Fellow CDU member Peter Trapp, who heads the interior affairs commission, was also quick to make political capital out of Glietsch’s apparently off-the-cuff comment.

“It shows that Berliners’ property is no longer being protected and that security can no longer be guaranteed,” he said.

The leftist extremists, who have for the past 20 years staged riots in Kreuzberg on the May Day holiday, had “achieved their goal”, Trapp said.

Members of the Berlin government – a coalition between Mayor Klaus Wowereit’s Social Democrats (SPD) and the socialist Left Party – backed the police chief.

And Glietsch’s department said their chief’s remark should be seen as “assisting crime prevention”. Motorists could park where they liked, but it was sensible to take the possible consequences into account.

After all, standard police advice to cyclists losing their bicycles to theft is: “Don’t park it on the street”.

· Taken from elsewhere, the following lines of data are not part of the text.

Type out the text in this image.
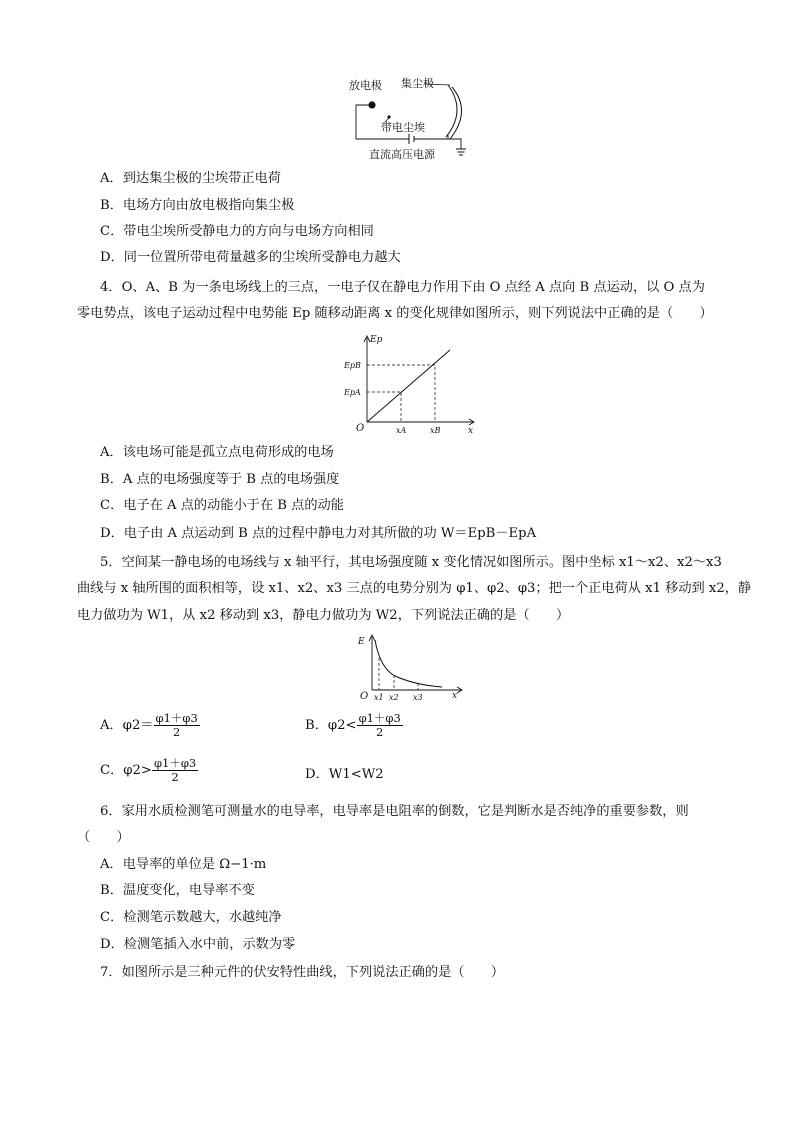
放电极 集尘极
带电尘埃
直流高压电源
A．到达集尘极的尘埃带正电荷
B．电场方向由放电极指向集尘极
C．带电尘埃所受静电力的方向与电场方向相同
D．同一位置所带电荷量越多的尘埃所受静电力越大
4．O、A、B 为一条电场线上的三点，一电子仅在静电力作用下由 O 点经 A 点向 B 点运动，以 O 点为
零电势点，该电子运动过程中电势能 Ep 随移动距离 x 的变化规律如图所示，则下列说法中正确的是（　　）
Ep
EpB
EpA
O	xA	xB	x
A．该电场可能是孤立点电荷形成的电场
B．A 点的电场强度等于 B 点的电场强度
C．电子在 A 点的动能小于在 B 点的动能
D．电子由 A 点运动到 B 点的过程中静电力对其所做的功 W＝EpB－EpA
5．空间某一静电场的电场线与 x 轴平行，其电场强度随 x 变化情况如图所示。图中坐标 x1～x2、x2～x3
曲线与 x 轴所围的面积相等，设 x1、x2、x3 三点的电势分别为 φ1、φ2、φ3；把一个正电荷从 x1 移动到 x2，静
电力做功为 W1，从 x2 移动到 x3，静电力做功为 W2，下列说法正确的是（　　）
E
O x1 x2 x3	x
A．$\varphi 2= \frac{\varphi 1+\varphi 3}{2}$	B．$\varphi 2< \frac{\varphi 1+\varphi 3}{2}$
C．$\varphi 2> \frac{\varphi 1+\varphi 3}{2}$	D．W1<W2
6．家用水质检测笔可测量水的电导率，电导率是电阻率的倒数，它是判断水是否纯净的重要参数，则
（　　）
A．电导率的单位是 Ω−1·m
B．温度变化，电导率不变
C．检测笔示数越大，水越纯净
D．检测笔插入水中前，示数为零
7．如图所示是三种元件的伏安特性曲线，下列说法正确的是（　　）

Around 60 expensive cars have been set alight in Kreuzberg and neighbouring boroughs this year.

The preferred modus operandi is to ignite a chemical firelighter of the kind used to start a barbecue fire and place it at a strategic spot under the car.

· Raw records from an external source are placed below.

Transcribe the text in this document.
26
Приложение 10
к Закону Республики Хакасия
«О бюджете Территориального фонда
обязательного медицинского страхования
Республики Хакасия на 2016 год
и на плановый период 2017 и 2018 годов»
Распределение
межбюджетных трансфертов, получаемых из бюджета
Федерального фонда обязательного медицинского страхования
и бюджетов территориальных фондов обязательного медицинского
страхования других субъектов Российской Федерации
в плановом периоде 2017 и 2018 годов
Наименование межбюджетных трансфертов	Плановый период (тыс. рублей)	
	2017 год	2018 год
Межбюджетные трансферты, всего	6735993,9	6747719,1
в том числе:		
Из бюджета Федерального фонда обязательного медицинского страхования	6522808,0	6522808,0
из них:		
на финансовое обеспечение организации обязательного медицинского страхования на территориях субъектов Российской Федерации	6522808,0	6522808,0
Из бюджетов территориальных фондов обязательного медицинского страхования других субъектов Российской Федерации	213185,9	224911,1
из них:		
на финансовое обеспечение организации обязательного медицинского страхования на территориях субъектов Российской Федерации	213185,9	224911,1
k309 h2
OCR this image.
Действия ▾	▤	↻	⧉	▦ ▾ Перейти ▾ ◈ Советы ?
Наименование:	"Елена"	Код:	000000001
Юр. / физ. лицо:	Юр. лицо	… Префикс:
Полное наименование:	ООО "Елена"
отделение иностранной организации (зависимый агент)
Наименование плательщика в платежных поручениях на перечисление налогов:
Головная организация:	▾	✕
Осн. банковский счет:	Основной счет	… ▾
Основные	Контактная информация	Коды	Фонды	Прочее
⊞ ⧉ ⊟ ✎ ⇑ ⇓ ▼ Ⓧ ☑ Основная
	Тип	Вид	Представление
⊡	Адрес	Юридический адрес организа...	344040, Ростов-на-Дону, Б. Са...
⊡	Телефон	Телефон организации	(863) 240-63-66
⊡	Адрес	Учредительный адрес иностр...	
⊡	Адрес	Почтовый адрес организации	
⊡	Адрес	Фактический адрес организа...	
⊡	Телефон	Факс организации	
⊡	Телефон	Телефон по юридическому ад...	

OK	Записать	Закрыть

The arsonist has plenty of time to make a relaxed getaway before the flames take hold.

Glietsch tells how police recently detained three people with disposable gloves, cigarette lighters and chemical barbecue lighters on their person, claiming they were merely out for a midnight stroll.

The officers had to let them go for lack of evidence, even though there was strong suspicion of intent.

Kreuzbergers, well aware of their borough’s reputation, were taking it all with a pinch of salt.

“A load of nonsense,” the proprietor of a Turkish restaurant said, adding that his car, an expensive SUV, had never been damaged.

Kreuzberg’s reputation is in fact undeserved. The Oranienstrasse that leads through the heart of the ostensibly rough area, is lined with pleasant cafes, offering food from all over the world.

Students, artists and those trying to live an alternative lifestyle have congregated here. The Kreuzberg-Friedrichshain constituency returned a member of the Greens at the 2005 general elections.

Relations between the native German community and the large Turkish community which has congregated here are good. And, apart from a small hardcore of anarchists bent on violence, the leftwing extremists spend more time talking in the cafes than plotting revolution in their garrets.